- Weediquette TV show poster
- Genre: Documentary, Drug, Science, Technology
- Creative director: Spike Jonze
- Starring: Krishna Andavolu
- Countries of origin: Canada United States
- Original language: English
- No. of seasons: 3
- No. of episodes: 26

Production
- Running time: 30 mins

Original release
- Network: Viceland
- Release: February 29, 2016 – November 14, 2017

= Weediquette =

Weediquette is a documentary television series following Vice Media correspondent Krishna Andavolu as he chronicles the science, culture, and economics of the legalization of marijuana.

==History==
Weediquette started in 2012 as a weekly column by Abdullah Saeed, then continued as a Vice.com web series in 2013. During a 2014 interview with José Mujica, Andavolu smoked a joint with President of Uruguay.

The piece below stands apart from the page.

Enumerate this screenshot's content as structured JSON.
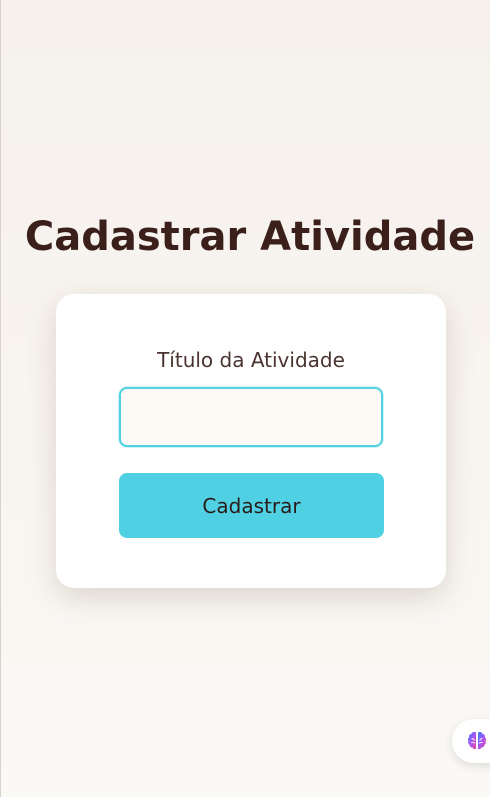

When the Viceland channel launched in February 2016, Weediquette transitioned to television, airing three seasons through 2017.

== Episodes ==

=== Web series (2013–14) ===

| No. | Title | Original release date |
| 1 | "Introduction to Butane Hash Oil" | July 25, 2013 |
Abdullah Saeed goes to the 2013 Cannabis Cup in Denver, Colorado, to learn more about butane hash oil, aka BHO, butane honey oil, shatter, dabs, and wax.
| 2 | "King of Cannabis" | August 8, 2013 |
Krishna joins Arjan and his crew of strain hunters in Colombia to look for three of the country's rarest types of weed, strains that have remained genetically pure for decades. They trudge up mountains and crisscross military checkpoints in the country's still-violent south, and then head north to the breathtaking Caribbean coast. As the dominoes of criminalization fall throughout the world, Arjan is positioned to be at the forefront of the legitimate international seed trade.
| 3 | "Marijuana Minors" | December 11, 2013 |
Krishna goes to the small town of Pendleton, Oregon, where medical marijuana is legal, to visit Mykayla Comstock, an eight-year-old leukemia patient who takes massive amounts of weed to treat her illness. Her family, and many people we met along the way, believe not only in the palliative aspects of the drug, but also in marijuana's curative effect—that pot can literally shrink tumors.
| 4 | "The Cannabis Republic of Uruguay" | April 26, 2014 |
Krishna examines cannabis in Uruguay, a country adjusting to a legally regulated marijuana market. During the visit Krishna meets President of Uruguay José Mujica to burn one down and discuss his goal of a chicken in every pot, a car in every garage, and six cannabis plants per household.
| 5 | "The War on Kids" | July 16, 2014 |
The story of Jesse Snodgrass, a kid with Asperger syndrome who was entrapped by an undercover cop posing as a student at Jesse's high school.
| 6 | "Stoned Moms" | September 18, 2014 |
Krishna travels to Denver with Jessica Roake, a mother of two from the suburbs of Washington, DC, for a mom-friendly cannabis tour. She gets blazed beyond belief in the name of market research.

=== Season 1 (2016) ===

| No. | Title | Original release date |
| 1 | "Stoned Kids" | February 29, 2016 |
Many families whose children have cancer are using medical marijuana in their cancer therapy.
| 2 | "Stoned Vets" | March 8, 2016 |
Veterans with PTSD often use marijuana as medicine even though it is not legal at the federal level.
| 3 | "The War on Weed" | March 15, 2016 |
Krishna looks into the imprisonment of Bernard Noble, whose two joints led to 13 years in prison in Louisiana.
| 4 | "Marijuana Migrants" | March 22, 2016 |
Krishna is meeting with families who've relocated to Colorado to seek marijuana as a medicine, as well as entrepreneurs trying to take advantage of the financial growth.
| 5 | "The Emerald Triangle" | March 29, 2016 |
Krishna meets small budget growers in California whose farms are threatened by big corporations in the world's largest cannabis-producing region.
| 6 | "Cannabis in Congo" | April 5, 2016 |
Krishna travels to the Democratic Republic of Congo to meet the Mbuti pygmies, where female dealers and farmers in rebel territories grow and sell marijuana.
| 7 | "Mary Janes" | April 12, 2016 |
Krishna meets women working and running the marijuana trade.
| 8 | "Half Baked" | April 19, 2016 |
Krishna heads to the District of Columbia and Amsterdam to see if partial marijuana legalization can work.

=== Season 2 (2016) ===
The series airs on Viceland, Wednesday nights at 10pm ET / 9pm CT.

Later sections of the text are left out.